Dede Goldsmith is a drug-awareness and harm-reduction advocate who launched the Amend the RAVE Act (ATRA) campaign on the one-year anniversary of her daughter’s death. Shelley Goldsmith, a 20-year-old honors student at UVA, died in August 2013 of hyperthermia that led to cardiac arrest after taking MDMA and attending an EDM concert in Washington, D.C.
Goldsmith believes her daughter might be alive today had certain safer-setting measures been in place at the concert. The ATRA initiative seeks to clarify a federal law that presently discourages EDM venue owners and promoters from offering the safest possible settings for their patrons. Some 14,500 signatures have been gathered in support of the ATRA campaign.
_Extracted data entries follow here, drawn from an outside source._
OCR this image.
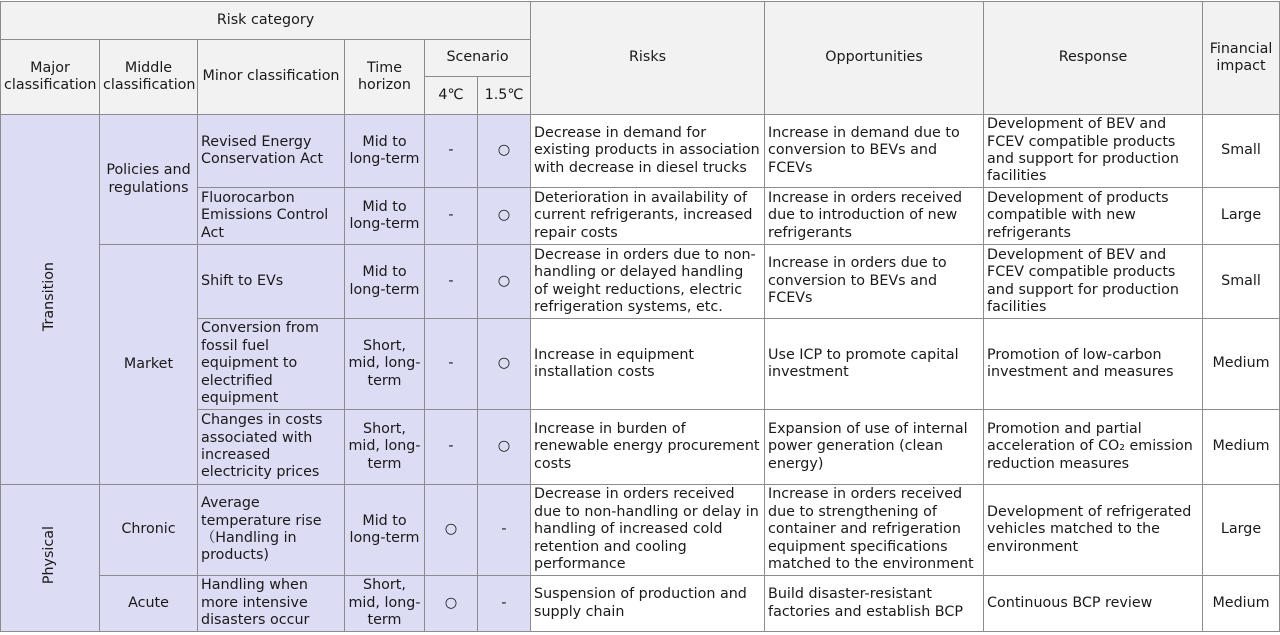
Risk category						Risks	Opportunities	Response	Financial impact
Major classification	Middle classification	Minor classification	Time horizon	Scenario					
				4℃	1.5℃				
Transition	Policies and regulations	Revised Energy Conservation Act	Mid to long-term	-	○	Decrease in demand for existing products in association with decrease in diesel trucks	Increase in demand due to conversion to BEVs and FCEVs	Development of BEV and FCEV compatible products and support for production facilities	Small
		Fluorocarbon Emissions Control Act	Mid to long-term	-	○	Deterioration in availability of current refrigerants, increased repair costs	Increase in orders received due to introduction of new refrigerants	Development of products compatible with new refrigerants	Large
	Market	Shift to EVs	Mid to long-term	-	○	Decrease in orders due to non-handling or delayed handling of weight reductions, electric refrigeration systems, etc.	Increase in orders due to conversion to BEVs and FCEVs	Development of BEV and FCEV compatible products and support for production facilities	Small
		Conversion from fossil fuel equipment to electrified equipment	Short, mid, long-term	-	○	Increase in equipment installation costs	Use ICP to promote capital investment	Promotion of low-carbon investment and measures	Medium
		Changes in costs associated with increased electricity prices	Short, mid, long-term	-	○	Increase in burden of renewable energy procurement costs	Expansion of use of internal power generation (clean energy)	Promotion and partial acceleration of CO₂ emission reduction measures	Medium
Physical	Chronic	Average temperature rise （Handling in products)	Mid to long-term	○	-	Decrease in orders received due to non-handling or delay in handling of increased cold retention and cooling performance	Increase in orders received due to strengthening of container and refrigeration equipment specifications matched to the environment	Development of refrigerated vehicles matched to the environment	Large
	Acute	Handling when more intensive disasters occur	Short, mid, long-term	○	-	Suspension of production and supply chain	Build disaster-resistant factories and establish BCP	Continuous BCP review	Medium
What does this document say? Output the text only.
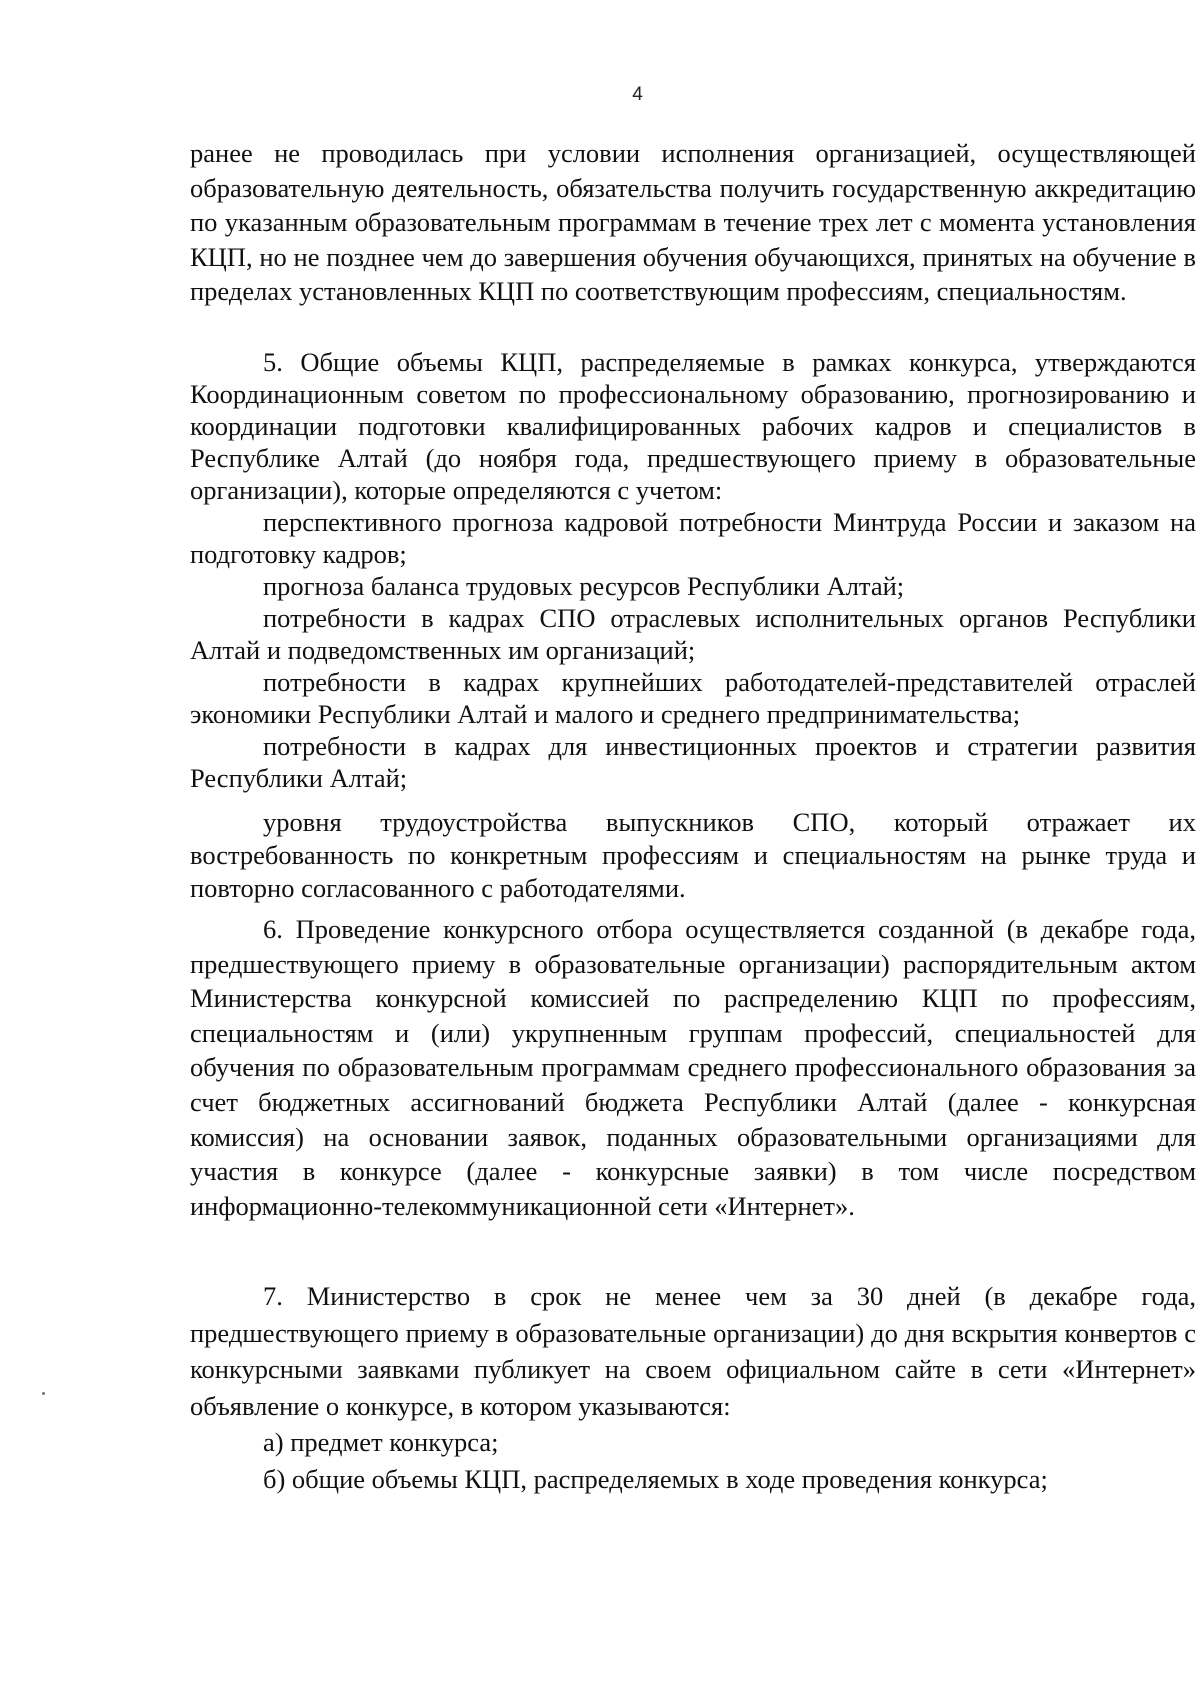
4

ранее не проводилась при условии исполнения организацией, осуществляющей образовательную деятельность, обязательства получить государственную аккредитацию по указанным образовательным программам в течение трех лет с момента установления КЦП, но не позднее чем до завершения обучения обучающихся, принятых на обучение в пределах установленных КЦП по соответствующим профессиям, специальностям.

5. Общие объемы КЦП, распределяемые в рамках конкурса, утверждаются Координационным советом по профессиональному образованию, прогнозированию и координации подготовки квалифицированных рабочих кадров и специалистов в Республике Алтай (до ноября года, предшествующего приему в образовательные организации), которые определяются с учетом:

перспективного прогноза кадровой потребности Минтруда России и заказом на подготовку кадров;

прогноза баланса трудовых ресурсов Республики Алтай;

потребности в кадрах СПО отраслевых исполнительных органов Республики Алтай и подведомственных им организаций;

потребности в кадрах крупнейших работодателей-представителей отраслей экономики Республики Алтай и малого и среднего предпринимательства;

потребности в кадрах для инвестиционных проектов и стратегии развития Республики Алтай;

уровня трудоустройства выпускников СПО, который отражает их востребованность по конкретным профессиям и специальностям на рынке труда и повторно согласованного с работодателями.

6. Проведение конкурсного отбора осуществляется созданной (в декабре года, предшествующего приему в образовательные организации) распорядительным актом Министерства конкурсной комиссией по распределению КЦП по профессиям, специальностям и (или) укрупненным группам профессий, специальностей для обучения по образовательным программам среднего профессионального образования за счет бюджетных ассигнований бюджета Республики Алтай (далее - конкурсная комиссия) на основании заявок, поданных образовательными организациями для участия в конкурсе (далее - конкурсные заявки) в том числе посредством информационно-телекоммуникационной сети «Интернет».

7. Министерство в срок не менее чем за 30 дней (в декабре года, предшествующего приему в образовательные организации) до дня вскрытия конвертов с конкурсными заявками публикует на своем официальном сайте в сети «Интернет» объявление о конкурсе, в котором указываются:

а) предмет конкурса;

б) общие объемы КЦП, распределяемых в ходе проведения конкурса;
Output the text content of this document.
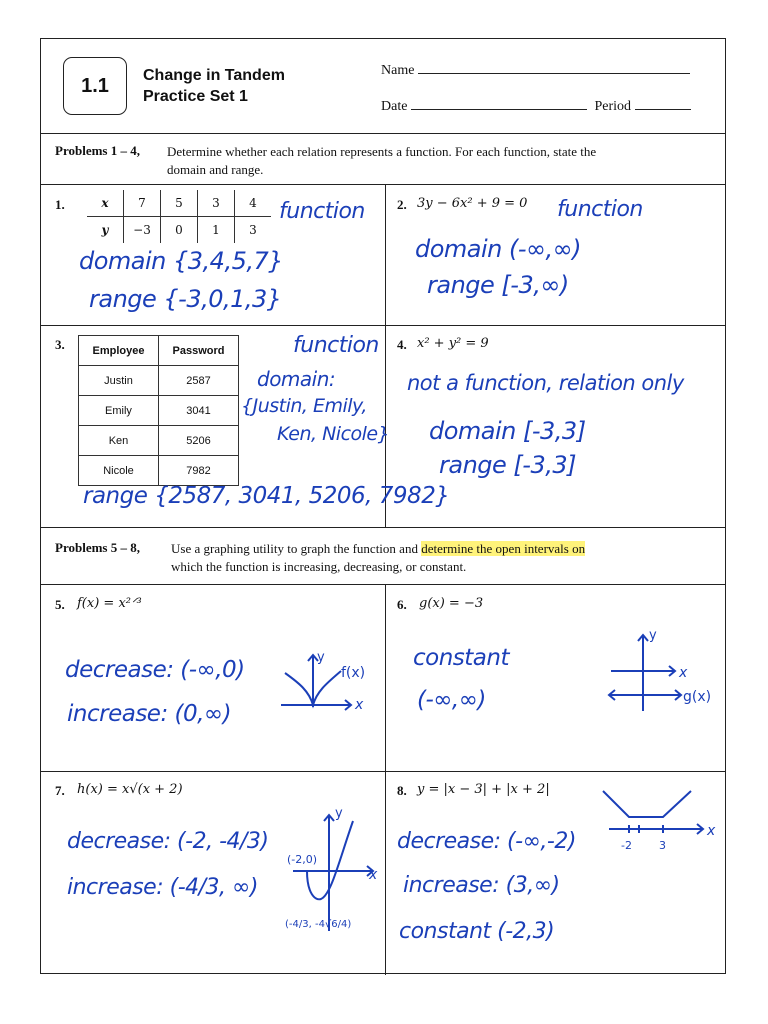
1.1	Change in Tandem
Practice Set 1
Name
Date	Period
Problems 1 – 4, Determine whether each relation represents a function. For each function, state the
domain and range.
Problems 5 – 8, Use a graphing utility to graph the function and determine the open intervals on
which the function is increasing, decreasing, or constant.
1.	x	7	5	3	4
y	−3	0	1	3
function
domain {3,4,5,7}
range {-3,0,1,3}
2. 3y − 6x² + 9 = 0 function
domain (-∞,∞)
range [-3,∞)
3.	Employee	Password
Justin	2587
Emily	3041
Ken	5206
Nicole	7982
function
domain:
{Justin, Emily,
Ken, Nicole}
range {2587, 3041, 5206, 7982}
4. x² + y² = 9
not a function, relation only
domain [-3,3]
range [-3,3]
5. f(x) = x²ᐟ³
decrease: (-∞,0)
increase: (0,∞)
y
x
f(x)
6. g(x) = −3
constant
(-∞,∞)
y
x
g(x)
7. h(x) = x√(x + 2)
decrease: (-2, -4/3)
increase: (-4/3, ∞)
y
x
(-2,0)
(-4/3, -4√6/4)
8. y = |x − 3| + |x + 2|
x
-2 3
decrease: (-∞,-2)
increase: (3,∞)
constant (-2,3)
In addition to her federal legislative work, Goldsmith serves as a citizen member of Virginia Commission on Youth, a bipartisan legislative commission that addresses the needs of youth and their families. Through her leadership, the VCOY is currently putting together a plan that identifies the most effective peer-to-peer drug education programs, created by students. Once developed, the plan will be implemented at state colleges and universities. Goldsmith also serves as president of Protect Our Youth, Inc., a nonprofit organization established to support efforts to protect our young people.
She lives in Abingdon, VA, with her husband, Rob.